From 82026887fe9fc8ab3d74dadfb1f06f20bd7c3804 Mon Sep 17 00:00:00 2001
From: Pedro Gonnet <gonnet@google.com>
Date: Tue, 9 Jun 2015 21:56:41 +0200
Subject: [PATCH] started porting to PeerJ template.

---
 paper/paper.tex | 140 +++++++++++++++++++++++++++++++-----------------
 1 file changed, 91 insertions(+), 49 deletions(-)

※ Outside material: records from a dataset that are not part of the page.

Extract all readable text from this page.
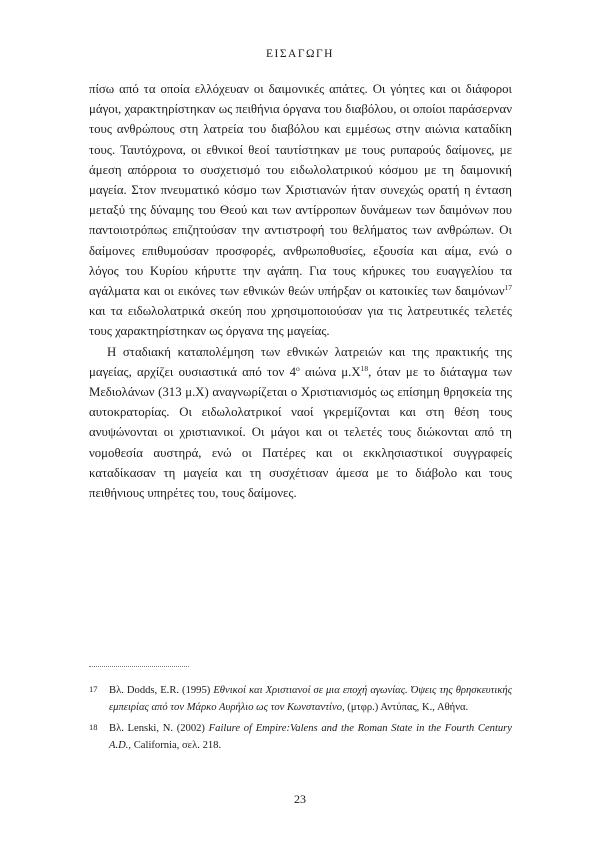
ΕΙΣΑΓΩΓΗ

πίσω από τα οποία ελλόχευαν οι δαιμονικές απάτες. Οι γόητες και οι διάφοροι μάγοι, χαρακτηρίστηκαν ως πειθήνια όργανα του διαβόλου, οι οποίοι παράσερναν τους ανθρώπους στη λατρεία του διαβόλου και εμμέσως στην αιώνια καταδίκη τους. Ταυτόχρονα, οι εθνικοί θεοί ταυτίστηκαν με τους ρυπαρούς δαίμονες, με άμεση απόρροια το συσχετισμό του ειδωλολατρικού κόσμου με τη δαιμονική μαγεία. Στον πνευματικό κόσμο των Χριστιανών ήταν συνεχώς ορατή η ένταση μεταξύ της δύναμης του Θεού και των αντίρροπων δυνάμεων των δαιμόνων που παντοιοτρόπως επιζητούσαν την αντιστροφή του θελήματος των ανθρώπων. Οι δαίμονες επιθυμούσαν προσφορές, ανθρωποθυσίες, εξουσία και αίμα, ενώ ο λόγος του Κυρίου κήρυττε την αγάπη. Για τους κήρυκες του ευαγγελίου τα αγάλματα και οι εικόνες των εθνικών θεών υπήρξαν οι κατοικίες των δαιμόνων$^{17}$ και τα ειδωλολατρικά σκεύη που χρησιμοποιούσαν για τις λατρευτικές τελετές τους χαρακτηρίστηκαν ως όργανα της μαγείας.

Η σταδιακή καταπολέμηση των εθνικών λατρειών και της πρακτικής της μαγείας, αρχίζει ουσιαστικά από τον $4^o$ αιώνα $\mu.X^{18}$, όταν με το διάταγμα των Μεδιολάνων (313 μ.Χ) αναγνωρίζεται ο Χριστιανισμός ως επίσημη θρησκεία της αυτοκρατορίας. Οι ειδωλολατρικοί ναοί γκρεμίζονται και στη θέση τους ανυψώνονται οι χριστιανικοί. Οι μάγοι και οι τελετές τους διώκονται από τη νομοθεσία αυστηρά, ενώ οι Πατέρες και οι εκκλησιαστικοί συγγραφείς καταδίκασαν τη μαγεία και τη συσχέτισαν άμεσα με το διάβολο και τους πειθήνιους υπηρέτες του, τους δαίμονες.

17	Βλ. Dodds, E.R. (1995) Εθνικοί και Χριστιανοί σε μια εποχή αγωνίας. Όψεις της θρησκευτικής εμπειρίας από τον Μάρκο Αυρήλιο ως τον Κωνσταντίνο, (μτφρ.) Αντύπας, Κ., Αθήνα.
18	Βλ. Lenski, N. (2002) Failure of Empire:Valens and the Roman State in the Fourth Century A.D., California, σελ. 218.
23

diff --git a/paper/paper.tex b/paper/paper.tex
index 03fdc39..7cdf9c3 100644
--- a/paper/paper.tex
+++ b/paper/paper.tex
@@ -1,4 +1,4 @@
-\documentclass[preprint]{elsarticle}
+\documentclass[fleqn,10pt]{wlpeerj}
 
 % Package to generate and customize Algorithm as per ACM style
 \usepackage[ruled]{algorithm2e}
@@ -47,18 +47,16 @@
     {\textbf{\textsf{#1}}}
 
 
-% Document starts
-\begin{document}
-
 % Title portion
 \title{QuickSched: Task-based parallelism with dependencies and conflicts}
-\author[ecs,ggl]{Pedro Gonnet\corref{cor}} \ead{pedro.gonnet@durham.ac.uk}
-\author[ecs]{Aidan B. G. Chalk} \ead{aidan.chalk@durham.ac.uk}
-\author[icc]{Matthieu Schaller} \ead{matthieu.schaller@durham.ac.uk}
-\cortext[cor]{Corresponding author}
-\address[ecs]{School of Engineering and Computing Sciences, Durham University, South Road, Durham DH1 3LE, United Kingdom.}
-\address[icc]{Institute for Computational Cosmology, Durham University, South Road, Durham DH1 3LE, United Kingdom.}
-\address[ggl]{Google Switzerland GmbH, Brandshenkestr. 110, 8002 Z\"urich, Switzerland.}
+\author[1,3]{Pedro Gonnet}
+\author[1]{Aidan B. G. Chalk}
+\author[2]{Matthieu Schaller}
+\affil[1]{School of Engineering and Computing Sciences, Durham University, United Kingdom.}
+\affil[2]{Institute for Computational Cosmology, Durham University, United Kingdom.}
+\affil[3]{Google Switzerland GmbH, Z\"urich, Switzerland.}
+
+\keywords{task-based parallelism, shared-memory parallelism, high performance computing, parallel computing}
 
 \begin{abstract}
 This paper describes QuickSched, a compact and efficient Open-Source
@@ -73,11 +71,12 @@ shared-memory machine for two example problems: A tiled QR
 decomposition and a task-based Barnes-Hut tree code.
 \end{abstract}
 
-\begin{keyword}
-    task-based parallelism \sep shared-memory parallelism \sep high performance computing \sep parallel computing
-\end{keyword}
+% Document starts
+\begin{document}
 
+\flushbottom
 \maketitle
+\thispagestyle{empty}
 
 
 \section{Introduction}
@@ -95,13 +94,20 @@ respectively, of a Directed Acyclic Graph (DAG) which can be
 traversed in topological order, executing the tasks at the nodes
 on the way down.
 
-This computational model is trivial to parallelize.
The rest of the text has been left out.